Greener grass?

Greener grass?

Gary Meyer | Tuesday, 27 March 2018

Readers of these “front page” posts have probably noticed that a couple writers are either currently on long-planned saltwater trips or are getting ready for one. I hope the trips exceed their wildest dreams. I cannot help but chuckle over the fact that I am also looking forward to an upcoming trip, but mine is in the opposite direction: away from the salt and up to the sweet water streams where trout are the prize.

I am not sure what that says about us fly anglers. Speaking for myself, I know it is not because I have everything so well figured out that I am bored with success. Far from it! If anything, the saltwater fishing that I do most often is getting more challenging every year.

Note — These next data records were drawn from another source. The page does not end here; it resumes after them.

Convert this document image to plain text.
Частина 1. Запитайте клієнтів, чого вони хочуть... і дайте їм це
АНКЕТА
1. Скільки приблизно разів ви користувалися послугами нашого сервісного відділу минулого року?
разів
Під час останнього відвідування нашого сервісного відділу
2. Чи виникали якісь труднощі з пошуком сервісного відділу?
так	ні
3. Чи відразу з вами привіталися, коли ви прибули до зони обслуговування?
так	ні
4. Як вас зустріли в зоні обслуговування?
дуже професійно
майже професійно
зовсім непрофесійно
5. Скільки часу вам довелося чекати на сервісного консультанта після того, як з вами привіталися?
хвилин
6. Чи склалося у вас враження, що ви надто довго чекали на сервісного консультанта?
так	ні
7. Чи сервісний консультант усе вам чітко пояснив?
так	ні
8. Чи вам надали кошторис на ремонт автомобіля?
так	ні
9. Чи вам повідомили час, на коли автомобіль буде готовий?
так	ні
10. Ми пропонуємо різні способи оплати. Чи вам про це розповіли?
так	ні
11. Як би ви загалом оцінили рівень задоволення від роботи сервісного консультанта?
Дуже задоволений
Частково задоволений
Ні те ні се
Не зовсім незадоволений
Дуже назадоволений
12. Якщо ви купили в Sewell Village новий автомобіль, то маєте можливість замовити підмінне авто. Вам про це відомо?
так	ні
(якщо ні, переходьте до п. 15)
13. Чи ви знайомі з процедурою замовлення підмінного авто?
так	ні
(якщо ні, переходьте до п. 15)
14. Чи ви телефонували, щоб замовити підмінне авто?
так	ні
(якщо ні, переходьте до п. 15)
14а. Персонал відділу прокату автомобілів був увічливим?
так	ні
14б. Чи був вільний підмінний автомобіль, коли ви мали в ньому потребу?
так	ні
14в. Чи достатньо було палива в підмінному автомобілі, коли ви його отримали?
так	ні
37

Maybe it is just a need for some change of scenery? Me personally, on one hand, I’m hoping to extend my stay in a cooler climate. The sun and fun of South Florida is great but it can get rather relentless after 6 months of it or so. By heading north and up in elevation I’m hoping to put off the oncoming heat for a bit longer than usual. A friend recently commented that I was tempting fate by heading to the mountains in mid-April, implying that I might get caught in a late season cold front. I’m not sure why they thought that would be unlucky?


My other incentive is simple curiosity. So many anglers that I know believe trout fishing is the ultimate application of our art. I have caught a glimpse but I am still a bit skeptical of it being the Holy Grail.  Do not most anglers simply target the quarry that is local?


What I do appreciate is the technical nature of the casting. Long ago, a fishing buddy who has become a rather good professional guide down here in saltwater land knocked his trout angling clients as being poor casters. He protested that they lacked distance and made too many false casts, lacking the ability to get the fly to the fish with expediency. Years later, after he made his first trout fishing trip, he sheepishly confessed to not being able to catch a trout: he lacked the ability to present a flyline with enough finesse to achieve a drag free float. There is more to casting a fly than accuracy, speed, and distance apparently.


So, my next few weeks will be filled with tying flies of unbelievably tiny dimensions compared to what I have spent decades making. Luckily, it is reported that the trout in the Smoky Mountains are more opportunists than specialists, so matching specific hatches will not be necessary. I’ll still need to stock up on miniature hooks and new materials. Then I just need to dress the hooks.


 I’ll let y’all know how that goes. Or maybe not.